Under Florida law, a prenuptial agreement is a contract signed between two parties who intend to get married, which defines their respective rights and obligations during the marriage, or at a later time if the marriage is dissolved. Prenuptial agreements can be used to attempt to avoid expensive and lengthy legal battles that sometimes occur when a marriage ends. They can also be used to avoid equitable distribution of their assets by a court during a divorce, by instead instructing the court on how assets should be divided between the parties.
Prenuptial agreements can address a variety of issues such as:
- Distribution of assets
- Division of property
- Promises made between parties
- How each party will be supported after a divorce
A prenuptial agreement may not include waivers of provisions regarding parental responsibility, parental support, or time-sharing rights.
Prenuptial agreements must be in writing in order to be enforced by a Florida court. Because it is important to take all necessary steps to ensure the validity of a prenuptial agreement and avoid later claims of fraud or coercion, it is important for each party entering into a prenuptial agreement to have an attorney who can inform them of their rights and review any agreement that is drafted. Additionally, prenuptial agreements are often non-modifiable and will not be invalidated simply because they are a “bad deal,” thus it is very important to seek the advice of a qualified divorce attorney before signing a prenuptial agreement.
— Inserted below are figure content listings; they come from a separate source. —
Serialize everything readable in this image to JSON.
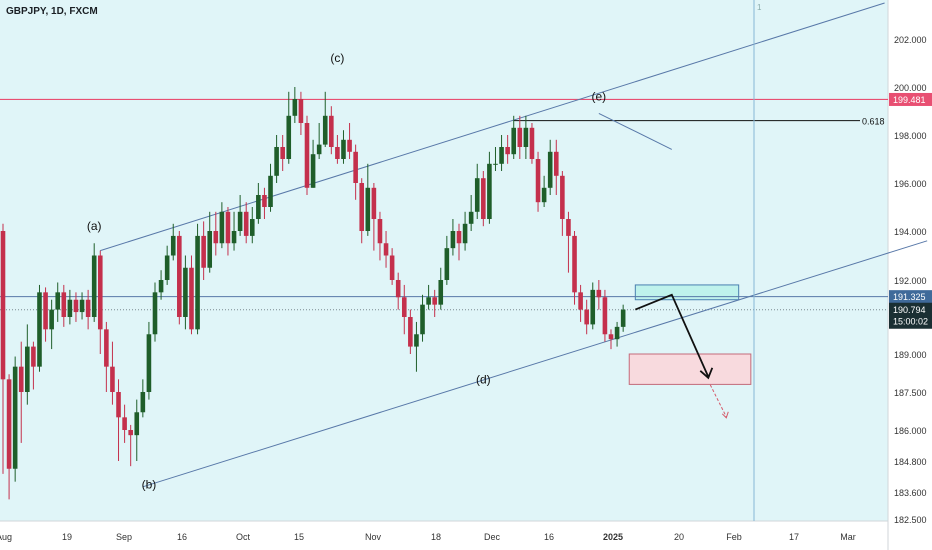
{
  "header": {
    "symbol": "GBPJPY, 1D, FXCM"
  },
  "colors": {
    "background": "#e0f5f8",
    "bull": "#1f5e2a",
    "bear": "#c4304c",
    "channel": "#5878a8",
    "resistance": "#e84f72",
    "price": "#1a2f33",
    "zone_buy": "#bff2ec",
    "zone_sell": "#f8dade"
  },
  "axes": {
    "y_ticks": [
      "202.000",
      "200.000",
      "198.000",
      "196.000",
      "194.000",
      "192.000",
      "189.000",
      "187.500",
      "186.000",
      "184.800",
      "183.600",
      "182.500"
    ],
    "x_ticks": [
      "Aug",
      "19",
      "Sep",
      "16",
      "Oct",
      "15",
      "Nov",
      "18",
      "Dec",
      "16",
      "2025",
      "20",
      "Feb",
      "17",
      "Mar"
    ]
  },
  "price_labels": {
    "resistance": "199.481",
    "current": "191.325",
    "last": "190.794",
    "countdown": "15:00:02"
  },
  "annotations": {
    "wave_a": "(a)",
    "wave_b": "(b)",
    "wave_c": "(c)",
    "wave_d": "(d)",
    "wave_e": "(e)",
    "fib": "0.618",
    "cursor_mark": "1"
  },
  "chart_data": {
    "type": "candlestick",
    "symbol": "GBPJPY",
    "timeframe": "1D",
    "ylim": [
      182.5,
      203.5
    ],
    "candles": [
      [
        194,
        188,
        194.3,
        184.3
      ],
      [
        188,
        184.5,
        188.2,
        183.3
      ],
      [
        184.5,
        188.5,
        188.9,
        184.0
      ],
      [
        188.5,
        187.5,
        189.5,
        185.5
      ],
      [
        187.5,
        189.3,
        190.2,
        187.0
      ],
      [
        189.3,
        188.5,
        189.5,
        187.6
      ],
      [
        188.5,
        191.5,
        191.8,
        188.3
      ],
      [
        191.5,
        190.0,
        191.7,
        189.5
      ],
      [
        190.0,
        190.8,
        191.2,
        189.2
      ],
      [
        190.8,
        191.5,
        191.9,
        190.3
      ],
      [
        191.5,
        190.5,
        191.8,
        190.1
      ],
      [
        190.5,
        191.2,
        191.6,
        190.2
      ],
      [
        191.2,
        190.7,
        191.5,
        190.3
      ],
      [
        190.7,
        191.2,
        191.5,
        190.4
      ],
      [
        191.2,
        190.5,
        191.6,
        190.0
      ],
      [
        190.5,
        193.0,
        193.5,
        190.3
      ],
      [
        193.0,
        190.0,
        193.2,
        189.0
      ],
      [
        190.0,
        188.5,
        190.3,
        187.5
      ],
      [
        188.5,
        187.5,
        189.5,
        187.0
      ],
      [
        187.5,
        186.5,
        188.0,
        184.8
      ],
      [
        186.5,
        186.0,
        187.0,
        185.5
      ],
      [
        186.0,
        185.8,
        186.2,
        184.6
      ],
      [
        185.8,
        186.7,
        187.2,
        184.8
      ],
      [
        186.7,
        187.5,
        188.0,
        186.5
      ],
      [
        187.5,
        189.8,
        190.3,
        187.2
      ],
      [
        189.8,
        191.5,
        191.9,
        189.5
      ],
      [
        191.5,
        192.0,
        192.4,
        191.2
      ],
      [
        192.0,
        193.0,
        193.4,
        191.8
      ],
      [
        193.0,
        193.8,
        194.3,
        192.8
      ],
      [
        193.8,
        190.5,
        194.0,
        190.2
      ],
      [
        190.5,
        192.5,
        193.0,
        190.0
      ],
      [
        192.5,
        190.0,
        193.0,
        189.8
      ],
      [
        190.0,
        193.8,
        194.3,
        189.8
      ],
      [
        193.8,
        192.5,
        194.4,
        192.0
      ],
      [
        192.5,
        194.0,
        194.8,
        192.3
      ],
      [
        194.0,
        193.5,
        194.8,
        193.0
      ],
      [
        193.5,
        194.8,
        195.2,
        193.3
      ],
      [
        194.8,
        193.5,
        195.0,
        193.0
      ],
      [
        193.5,
        194.0,
        194.8,
        193.2
      ],
      [
        194.0,
        194.8,
        195.5,
        193.8
      ],
      [
        194.8,
        193.8,
        195.2,
        193.5
      ],
      [
        193.8,
        194.5,
        195.0,
        193.5
      ],
      [
        194.5,
        195.5,
        196.0,
        194.3
      ],
      [
        195.5,
        195.0,
        195.8,
        194.5
      ],
      [
        195.0,
        196.3,
        196.8,
        194.8
      ],
      [
        196.3,
        197.5,
        198.0,
        196.0
      ],
      [
        197.5,
        197.0,
        198.0,
        196.5
      ],
      [
        197.0,
        198.8,
        199.8,
        196.8
      ],
      [
        198.8,
        199.5,
        200.0,
        198.5
      ],
      [
        199.5,
        198.5,
        199.8,
        198.0
      ],
      [
        198.5,
        195.8,
        198.8,
        195.5
      ],
      [
        195.8,
        197.2,
        197.8,
        195.8
      ],
      [
        197.2,
        197.6,
        198.5,
        197.0
      ],
      [
        197.6,
        198.8,
        199.8,
        197.5
      ],
      [
        198.8,
        197.5,
        199.2,
        197.2
      ],
      [
        197.5,
        197.0,
        198.0,
        196.8
      ],
      [
        197.0,
        197.8,
        198.2,
        196.8
      ],
      [
        197.8,
        197.3,
        198.5,
        197.0
      ],
      [
        197.3,
        196.0,
        197.6,
        195.3
      ],
      [
        196.0,
        194.0,
        196.2,
        193.5
      ],
      [
        194.0,
        195.8,
        196.8,
        193.8
      ],
      [
        195.8,
        194.5,
        196.0,
        193.2
      ],
      [
        194.5,
        193.5,
        194.8,
        192.8
      ],
      [
        193.5,
        193.0,
        194.0,
        192.5
      ],
      [
        193.0,
        192.0,
        193.3,
        191.8
      ],
      [
        192.0,
        191.3,
        192.3,
        190.8
      ],
      [
        191.3,
        190.5,
        191.8,
        189.8
      ],
      [
        190.5,
        189.3,
        190.8,
        189.0
      ],
      [
        189.3,
        189.8,
        190.3,
        188.3
      ],
      [
        189.8,
        191.0,
        191.4,
        189.5
      ],
      [
        191.0,
        191.3,
        191.8,
        190.8
      ],
      [
        191.3,
        191.0,
        191.6,
        190.5
      ],
      [
        191.0,
        192.0,
        192.5,
        190.8
      ],
      [
        192.0,
        193.3,
        193.8,
        191.8
      ],
      [
        193.3,
        194.0,
        194.5,
        193.0
      ],
      [
        194.0,
        193.5,
        194.3,
        192.8
      ],
      [
        193.5,
        194.3,
        194.8,
        193.2
      ],
      [
        194.3,
        194.8,
        195.5,
        194.0
      ],
      [
        194.8,
        196.2,
        196.8,
        194.5
      ],
      [
        196.2,
        194.5,
        196.5,
        194.2
      ],
      [
        194.5,
        196.8,
        197.3,
        194.3
      ],
      [
        196.8,
        196.8,
        197.5,
        196.5
      ],
      [
        196.8,
        197.5,
        198.0,
        196.5
      ],
      [
        197.5,
        197.2,
        198.0,
        196.8
      ],
      [
        197.2,
        198.3,
        198.8,
        197.0
      ],
      [
        198.3,
        197.5,
        198.8,
        197.0
      ],
      [
        197.5,
        198.3,
        198.8,
        197.0
      ],
      [
        198.3,
        197.0,
        198.5,
        196.8
      ],
      [
        197.0,
        195.2,
        197.3,
        194.8
      ],
      [
        195.2,
        195.8,
        196.3,
        195.0
      ],
      [
        195.8,
        197.3,
        197.8,
        195.5
      ],
      [
        197.3,
        196.3,
        197.8,
        195.5
      ],
      [
        196.3,
        194.5,
        196.5,
        193.8
      ],
      [
        194.5,
        193.8,
        194.8,
        192.3
      ],
      [
        193.8,
        191.5,
        194.0,
        191.0
      ],
      [
        191.5,
        190.8,
        191.8,
        190.3
      ],
      [
        190.8,
        190.2,
        191.2,
        189.8
      ],
      [
        190.2,
        191.6,
        191.9,
        190.0
      ],
      [
        191.6,
        191.3,
        192.0,
        190.8
      ],
      [
        191.3,
        189.8,
        191.6,
        189.5
      ],
      [
        189.8,
        189.6,
        190.0,
        189.2
      ],
      [
        189.6,
        190.1,
        190.3,
        189.3
      ],
      [
        190.1,
        190.8,
        191.0,
        189.9
      ]
    ],
    "resistance_level": 199.481,
    "current_price": 191.325,
    "last_price": 190.794,
    "fib_level": {
      "label": "0.618",
      "price": 198.6
    },
    "channel": {
      "lower_line": [
        {
          "i": 23,
          "p": 183.8
        },
        {
          "i": 152,
          "p": 193.6
        }
      ],
      "upper_line": [
        {
          "i": 16,
          "p": 193.2
        },
        {
          "i": 145,
          "p": 203.5
        }
      ]
    },
    "zones": [
      {
        "type": "demand",
        "top": 191.8,
        "bottom": 191.2,
        "from_i": 104,
        "to_i": 121
      },
      {
        "type": "target",
        "top": 189.0,
        "bottom": 187.8,
        "from_i": 103,
        "to_i": 123
      }
    ],
    "projection": [
      {
        "i": 104,
        "p": 190.8
      },
      {
        "i": 110,
        "p": 191.4
      },
      {
        "i": 116,
        "p": 188.1
      }
    ],
    "waves": [
      {
        "label": "(a)",
        "i": 15,
        "p": 194.2
      },
      {
        "label": "(b)",
        "i": 24,
        "p": 183.9
      },
      {
        "label": "(c)",
        "i": 55,
        "p": 201.2
      },
      {
        "label": "(d)",
        "i": 79,
        "p": 188.0
      },
      {
        "label": "(e)",
        "i": 98,
        "p": 199.6
      }
    ]
  }
}
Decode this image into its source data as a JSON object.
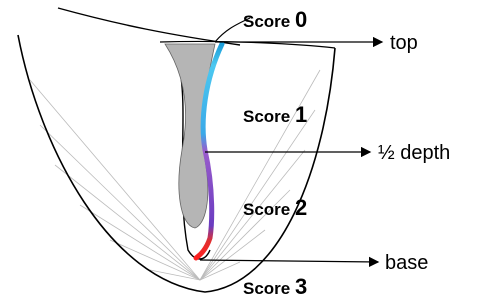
{
  "scores": [
    {
      "word": "Score",
      "num": 0
    },
    {
      "word": "Score",
      "num": 1
    },
    {
      "word": "Score",
      "num": 2
    },
    {
      "word": "Score",
      "num": 3
    }
  ],
  "levels": [
    "top",
    "½ depth",
    "base"
  ]
}
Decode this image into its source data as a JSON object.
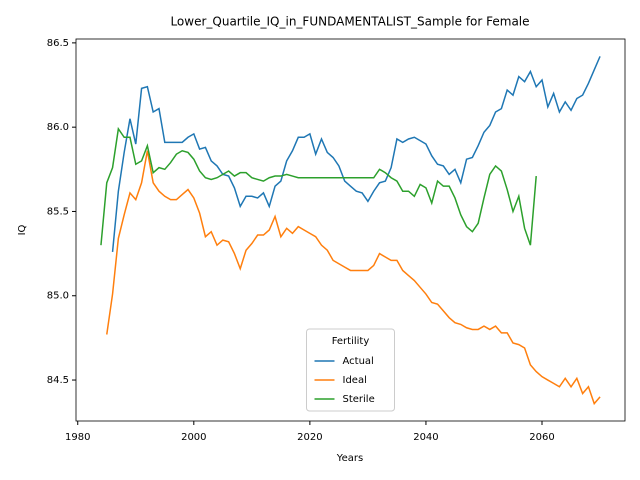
{
  "chart_data": {
    "type": "line",
    "title": "Lower_Quartile_IQ_in_FUNDAMENTALIST_Sample for Female",
    "x_label": "Years",
    "y_label": "IQ",
    "legend_title": "Fertility",
    "legend": "lower center",
    "x": [
      1984,
      1985,
      1986,
      1987,
      1988,
      1989,
      1990,
      1991,
      1992,
      1993,
      1994,
      1995,
      1996,
      1997,
      1998,
      1999,
      2000,
      2001,
      2002,
      2003,
      2004,
      2005,
      2006,
      2007,
      2008,
      2009,
      2010,
      2011,
      2012,
      2013,
      2014,
      2015,
      2016,
      2017,
      2018,
      2019,
      2020,
      2021,
      2022,
      2023,
      2024,
      2025,
      2026,
      2027,
      2028,
      2029,
      2030,
      2031,
      2032,
      2033,
      2034,
      2035,
      2036,
      2037,
      2038,
      2039,
      2040,
      2041,
      2042,
      2043,
      2044,
      2045,
      2046,
      2047,
      2048,
      2049,
      2050,
      2051,
      2052,
      2053,
      2054,
      2055,
      2056,
      2057,
      2058,
      2059,
      2060,
      2061,
      2062,
      2063,
      2064,
      2065,
      2066,
      2067,
      2068,
      2069,
      2070
    ],
    "series": [
      {
        "name": "Actual",
        "color": "#1f77b4",
        "values": [
          null,
          null,
          85.26,
          85.62,
          85.85,
          86.05,
          85.9,
          86.23,
          86.24,
          86.09,
          86.11,
          85.91,
          85.91,
          85.91,
          85.91,
          85.94,
          85.96,
          85.87,
          85.88,
          85.8,
          85.77,
          85.72,
          85.71,
          85.64,
          85.53,
          85.59,
          85.59,
          85.58,
          85.61,
          85.53,
          85.65,
          85.68,
          85.8,
          85.86,
          85.94,
          85.94,
          85.96,
          85.84,
          85.93,
          85.85,
          85.82,
          85.77,
          85.68,
          85.65,
          85.62,
          85.61,
          85.56,
          85.62,
          85.67,
          85.68,
          85.76,
          85.93,
          85.91,
          85.93,
          85.94,
          85.92,
          85.9,
          85.83,
          85.78,
          85.77,
          85.72,
          85.75,
          85.67,
          85.81,
          85.82,
          85.89,
          85.97,
          86.01,
          86.09,
          86.11,
          86.22,
          86.19,
          86.3,
          86.27,
          86.33,
          86.24,
          86.28,
          86.12,
          86.2,
          86.09,
          86.15,
          86.1,
          86.17,
          86.19,
          86.26,
          86.34,
          86.42
        ]
      },
      {
        "name": "Ideal",
        "color": "#ff7f0e",
        "values": [
          null,
          84.77,
          85.01,
          85.34,
          85.48,
          85.61,
          85.57,
          85.67,
          85.86,
          85.67,
          85.62,
          85.59,
          85.57,
          85.57,
          85.6,
          85.63,
          85.58,
          85.49,
          85.35,
          85.38,
          85.3,
          85.33,
          85.32,
          85.25,
          85.16,
          85.27,
          85.31,
          85.36,
          85.36,
          85.39,
          85.47,
          85.35,
          85.4,
          85.37,
          85.41,
          85.39,
          85.37,
          85.35,
          85.3,
          85.27,
          85.21,
          85.19,
          85.17,
          85.15,
          85.15,
          85.15,
          85.15,
          85.18,
          85.25,
          85.23,
          85.21,
          85.21,
          85.15,
          85.12,
          85.09,
          85.05,
          85.01,
          84.96,
          84.95,
          84.91,
          84.87,
          84.84,
          84.83,
          84.81,
          84.8,
          84.8,
          84.82,
          84.8,
          84.82,
          84.78,
          84.78,
          84.72,
          84.71,
          84.69,
          84.59,
          84.55,
          84.52,
          84.5,
          84.48,
          84.46,
          84.51,
          84.46,
          84.51,
          84.42,
          84.46,
          84.36,
          84.4
        ]
      },
      {
        "name": "Sterile",
        "color": "#2ca02c",
        "values": [
          85.3,
          85.67,
          85.76,
          85.99,
          85.94,
          85.94,
          85.78,
          85.8,
          85.89,
          85.73,
          85.76,
          85.75,
          85.79,
          85.84,
          85.86,
          85.85,
          85.81,
          85.74,
          85.7,
          85.69,
          85.7,
          85.72,
          85.74,
          85.71,
          85.73,
          85.73,
          85.7,
          85.69,
          85.68,
          85.7,
          85.71,
          85.71,
          85.72,
          85.71,
          85.7,
          85.7,
          85.7,
          85.7,
          85.7,
          85.7,
          85.7,
          85.7,
          85.7,
          85.7,
          85.7,
          85.7,
          85.7,
          85.7,
          85.75,
          85.73,
          85.7,
          85.68,
          85.62,
          85.62,
          85.59,
          85.66,
          85.64,
          85.55,
          85.68,
          85.65,
          85.65,
          85.58,
          85.48,
          85.41,
          85.38,
          85.43,
          85.58,
          85.72,
          85.77,
          85.74,
          85.63,
          85.5,
          85.59,
          85.4,
          85.3,
          85.71,
          null,
          null,
          null,
          null,
          null,
          null,
          null,
          null,
          null,
          null,
          null
        ]
      }
    ],
    "xlim": [
      1979.7,
      2074.3
    ],
    "ylim": [
      84.257,
      86.523
    ],
    "xticks": [
      1980,
      2000,
      2020,
      2040,
      2060
    ],
    "yticks": [
      84.5,
      {
        "value": 85.0,
        "label": "85.0"
      },
      85.5,
      {
        "value": 86.0,
        "label": "86.0"
      },
      86.5
    ]
  }
}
A postnuptial agreement is similar to a prenuptial agreement except that parties sign it after they are already married. Postnuptial agreements may be created without anticipation of divorce and are used to set forth the rights of parties during the marriage or in the event of death. They can also be created when a married couple anticipates divorce and wishes to amicably distribute their assets – this type of agreement is also called a separation agreement. As with prenuptial agreements, postnuptial agreements must be in writing and should be reviewed by a qualified divorce attorney in order to ensure that all rights are adequately protected.